I learned a new term today: the adjacent possible.
This term comes from Stuart Kauffman’s 2002 theory of biological development and has run the usual distance from hard science to technology and theories of social change. (See Wired‘s 2010 feature with Kevin Kelly and Steven Johnson on creativity and innovation.)
The adjacent possible is the space just next-door to our present cognitive location, the space where, from our current vantage point, we can perceive and understand something that’s new, but not so unfamiliar we read it as foreign and worth resisting.
If you have no history of budgeting and prefer to wing your way through the month’s spending, the adjacent possible might be writing down the amount of a bill right after you pay it. If you can do that next doable thing with each bill through the month, then by the end of the month, you’ll have the start of a budget.
If, like I did earlier this year, you’ve stalled on your writing process, the adjacent possible might be committing to at least 10 minutes of writing per day after something you already do, and celebrating your achievement every time you complete 10 minutes.
The question isn’t the quality of writing. What’s important is that you write as intended. So the next doable thing creates momentum: over the last month, I’ve found it hard to stop at 10 minutes, and if I must, I want to come back to it.

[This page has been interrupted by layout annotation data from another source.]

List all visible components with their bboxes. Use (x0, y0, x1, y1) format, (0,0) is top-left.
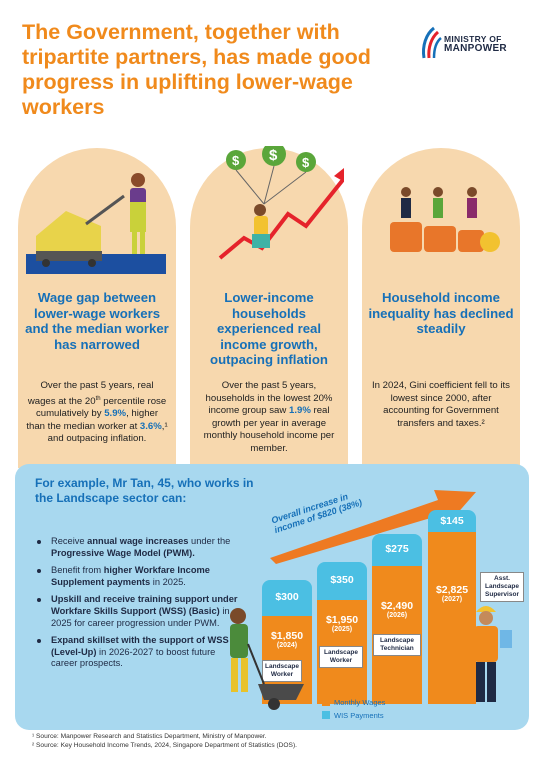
role-tag: Landscape Worker (319, 646, 363, 668)
wage-bar-2027: $2,825 (2027) (428, 532, 476, 704)
wis-bar-2027: $145 (428, 510, 476, 532)
page-title: The Government, together with tripartite… (22, 20, 371, 119)
wage-year: (2026) (386, 612, 408, 619)
role-tag: Asst. Landscape Supervisor (480, 572, 524, 602)
coin-stacks-illustration (390, 187, 500, 252)
wage-year: (2024) (276, 642, 298, 649)
mom-logo: MINISTRY OF MANPOWER (420, 26, 530, 66)
wage-amount: $2,490 (380, 600, 414, 612)
wage-gap-body: Over the past 5 years, real wages at the… (26, 380, 168, 445)
wage-gap-heading: Wage gap between lower-wage workers and … (25, 290, 169, 352)
wis-bar-2026: $275 (372, 534, 422, 566)
logo-line-1: MINISTRY OF (444, 34, 502, 44)
footnotes: ¹ Source: Manpower Research and Statisti… (32, 733, 297, 749)
supervisor-illustration (474, 606, 512, 702)
household-income-column: $ $ $ Lower-income households experience… (190, 146, 348, 468)
household-income-heading: Lower-income households experienced real… (210, 290, 328, 367)
example-title: For example, Mr Tan, 45, who works in th… (35, 476, 254, 505)
inequality-heading: Household income inequality has declined… (368, 290, 514, 336)
svg-text:$: $ (232, 153, 240, 168)
list-item: Benefit from higher Workfare Income Supp… (29, 565, 239, 588)
floor-cleaner-illustration (26, 173, 166, 274)
wage-year: (2027) (441, 596, 463, 603)
role-tag: Landscape Worker (262, 660, 302, 682)
wage-amount: $1,850 (270, 630, 304, 642)
inequality-body: In 2024, Gini coefficient fell to its lo… (372, 380, 510, 429)
balloons-growth-illustration: $ $ $ (218, 146, 344, 260)
svg-text:$: $ (269, 147, 278, 164)
legend-wis: WIS Payments (322, 711, 384, 720)
wage-year: (2025) (331, 626, 353, 633)
role-tag: Landscape Technician (373, 634, 421, 656)
wis-bar-2025: $350 (317, 562, 367, 600)
wage-amount: $2,825 (435, 584, 469, 596)
household-income-body: Over the past 5 years, households in the… (203, 380, 335, 454)
logo-line-2: MANPOWER (444, 43, 507, 54)
inequality-column: Household income inequality has declined… (362, 148, 520, 468)
wage-gap-column: Wage gap between lower-wage workers and … (18, 148, 176, 468)
svg-text:$: $ (302, 155, 310, 170)
wis-bar-2024: $300 (262, 580, 312, 616)
list-item: Receive annual wage increases under the … (29, 536, 239, 559)
list-item: Expand skillset with the support of WSS … (29, 635, 239, 670)
gardener-illustration (230, 608, 304, 710)
legend-wages: Monthly Wages (322, 698, 385, 707)
wage-amount: $1,950 (325, 614, 359, 626)
list-item: Upskill and receive training support und… (29, 594, 239, 629)
bullet-list: Receive annual wage increases under the … (29, 536, 239, 676)
logo-swoosh-icon (422, 26, 442, 59)
growth-arrow-icon (270, 490, 476, 564)
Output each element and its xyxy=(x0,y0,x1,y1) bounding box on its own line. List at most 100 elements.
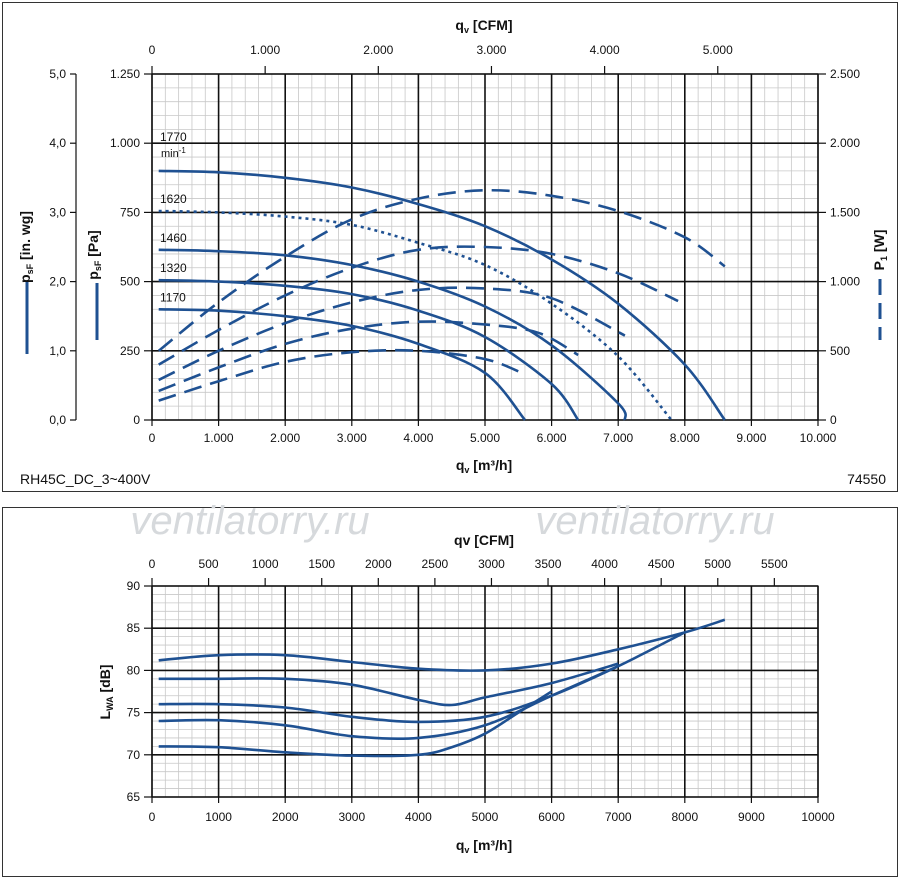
power-tick-label: 0 xyxy=(830,413,837,427)
sound-bottom-tick-label: 8000 xyxy=(671,810,698,824)
pa-tick-label: 1.000 xyxy=(110,136,140,150)
lower-panel-frame xyxy=(2,507,898,877)
pa-tick-label: 1.250 xyxy=(110,67,140,81)
upper-panel-frame xyxy=(2,2,898,492)
sound-curve-1460 xyxy=(158,631,686,724)
top-tick-label: 3.000 xyxy=(476,43,506,57)
sound-bottom-axis-title: qv [m³/h] xyxy=(456,837,512,855)
sound-top-tick-label: 5000 xyxy=(704,557,731,571)
bottom-tick-label: 5.000 xyxy=(470,431,500,445)
pressure-curve-1170 xyxy=(158,308,527,421)
speed-unit: min-1 xyxy=(161,146,186,160)
sound-y-tick-label: 85 xyxy=(127,621,141,635)
watermark-text-right: ventilatorry.ru xyxy=(535,499,774,543)
bottom-tick-label: 2.000 xyxy=(270,431,300,445)
watermark: ventilatorry.ru ventilatorry.ru xyxy=(130,499,774,543)
svg-text:psF [Pa]: psF [Pa] xyxy=(85,230,103,279)
bottom-axis-title: qv [m³/h] xyxy=(456,457,512,475)
sound-top-tick-label: 0 xyxy=(149,557,156,571)
sound-y-tick-label: 80 xyxy=(127,663,141,677)
power-tick-label: 2.000 xyxy=(830,136,860,150)
inwg-tick-label: 3,0 xyxy=(49,205,66,219)
power-axis-title: P1 [W] xyxy=(871,230,889,340)
sound-curve-1320 xyxy=(158,665,619,741)
speed-labels: 1770 1620 1460 1320 1170 xyxy=(160,130,187,304)
bottom-tick-label: 4.000 xyxy=(403,431,433,445)
sound-top-tick-label: 500 xyxy=(199,557,219,571)
top-tick-label: 2.000 xyxy=(363,43,393,57)
sound-y-tick-label: 90 xyxy=(127,579,141,593)
pa-tick-label: 500 xyxy=(120,275,140,289)
sound-top-tick-label: 3500 xyxy=(535,557,562,571)
sound-bottom-tick-label: 4000 xyxy=(405,810,432,824)
speed-label-1170: 1170 xyxy=(160,290,186,304)
sound-bottom-tick-label: 10000 xyxy=(801,810,835,824)
pa-tick-label: 250 xyxy=(120,344,140,358)
inwg-tick-label: 4,0 xyxy=(49,136,66,150)
sound-bottom-tick-label: 6000 xyxy=(538,810,565,824)
sound-top-tick-label: 5500 xyxy=(761,557,788,571)
bottom-tick-label: 1.000 xyxy=(204,431,234,445)
sound-curve-1170 xyxy=(158,690,553,758)
pressure-curve-1620 xyxy=(158,209,673,421)
sound-top-tick-label: 2000 xyxy=(365,557,392,571)
pressure-curves xyxy=(158,169,726,421)
bottom-tick-label: 6.000 xyxy=(537,431,567,445)
pressure-curve-1770 xyxy=(158,169,726,421)
bottom-tick-label: 10.000 xyxy=(800,431,837,445)
bottom-tick-label: 3.000 xyxy=(337,431,367,445)
sound-y-tick-label: 65 xyxy=(127,790,141,804)
sound-chart-grid xyxy=(151,585,819,798)
sound-curve-1620 xyxy=(158,662,619,707)
sound-curve-1770 xyxy=(158,618,726,672)
bottom-tick-label: 9.000 xyxy=(736,431,766,445)
sound-bottom-tick-label: 3000 xyxy=(338,810,365,824)
power-curve-1460 xyxy=(158,286,626,382)
pa-tick-label: 0 xyxy=(133,413,140,427)
bottom-tick-label: 8.000 xyxy=(670,431,700,445)
sound-curves xyxy=(158,618,726,758)
bottom-tick-label: 0 xyxy=(149,431,156,445)
svg-text:P1 [W]: P1 [W] xyxy=(871,230,889,271)
top-tick-label: 0 xyxy=(149,43,156,57)
inwg-tick-label: 1,0 xyxy=(49,344,66,358)
top-axis-title: qv [CFM] xyxy=(455,17,512,35)
bottom-tick-label: 7.000 xyxy=(603,431,633,445)
sound-bottom-tick-label: 5000 xyxy=(472,810,499,824)
pa-axis-title: psF [Pa] xyxy=(85,230,103,340)
sound-y-axis-title: LWA [dB] xyxy=(97,665,115,720)
sound-y-tick-label: 70 xyxy=(127,748,141,762)
power-curve-1620 xyxy=(158,245,679,366)
sound-top-tick-label: 3000 xyxy=(478,557,505,571)
sound-top-tick-label: 2500 xyxy=(422,557,449,571)
power-tick-label: 1.000 xyxy=(830,275,860,289)
sound-bottom-tick-label: 9000 xyxy=(738,810,765,824)
sound-top-tick-label: 4000 xyxy=(591,557,618,571)
sound-bottom-tick-label: 1000 xyxy=(205,810,232,824)
pa-tick-label: 750 xyxy=(120,205,140,219)
sound-bottom-tick-label: 7000 xyxy=(605,810,632,824)
sound-top-axis-title: qv [CFM] xyxy=(454,532,514,548)
pressure-curve-1460 xyxy=(158,248,627,421)
sound-top-tick-label: 1000 xyxy=(252,557,279,571)
power-curve-1170 xyxy=(158,348,526,402)
svg-text:psF [in. wg]: psF [in. wg] xyxy=(17,211,35,283)
power-tick-label: 500 xyxy=(830,344,850,358)
speed-label-1460: 1460 xyxy=(160,231,187,245)
speed-label-1770: 1770 xyxy=(160,130,187,144)
speed-label-1620: 1620 xyxy=(160,192,187,206)
sound-bottom-tick-label: 2000 xyxy=(272,810,299,824)
inwg-tick-label: 0,0 xyxy=(49,413,66,427)
sound-bottom-tick-label: 0 xyxy=(149,810,156,824)
code-label: 74550 xyxy=(847,471,886,487)
power-tick-label: 1.500 xyxy=(830,205,860,219)
pressure-chart-ticks: 0 1.000 2.000 3.000 4.000 5.000 6.000 7.000 8.00… xyxy=(49,43,860,445)
watermark-text-left: ventilatorry.ru xyxy=(130,499,369,543)
top-tick-label: 5.000 xyxy=(703,43,733,57)
sound-top-tick-label: 4500 xyxy=(648,557,675,571)
inwg-tick-label: 2,0 xyxy=(49,275,66,289)
speed-label-1320: 1320 xyxy=(160,261,187,275)
inwg-axis-title: psF [in. wg] xyxy=(17,211,35,354)
top-tick-label: 1.000 xyxy=(250,43,280,57)
power-curve-1770 xyxy=(157,188,726,352)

This concept may apply to learning and social change too. When I’m explaining an unfamiliar idea to someone in a tutorial or a presentation, the adjacent possible holds ideas that are related to their current area of mastery and just a stretch or two beyond that. It can be a dance to avoid pushing too far, and it’s always clear when I have!
But in social systems that are based on the continuing oppression of any minoritized group (i.e. all of them?), it can seem that any stretch leaps beyond the adjacent possible and sends the status quo into violent resistance.
We hear moderate appeals “not to rush progress” and to “give the leaders the benefit of the doubt” because, though tied to the way things are, and in some cases financially invested, “they’re doing their best to make changes that will stick!”
It’s hard to square these theories of learning with the human costs that patience exacts from real people. And tonight I can’t square them, even if I realize they’re probably right.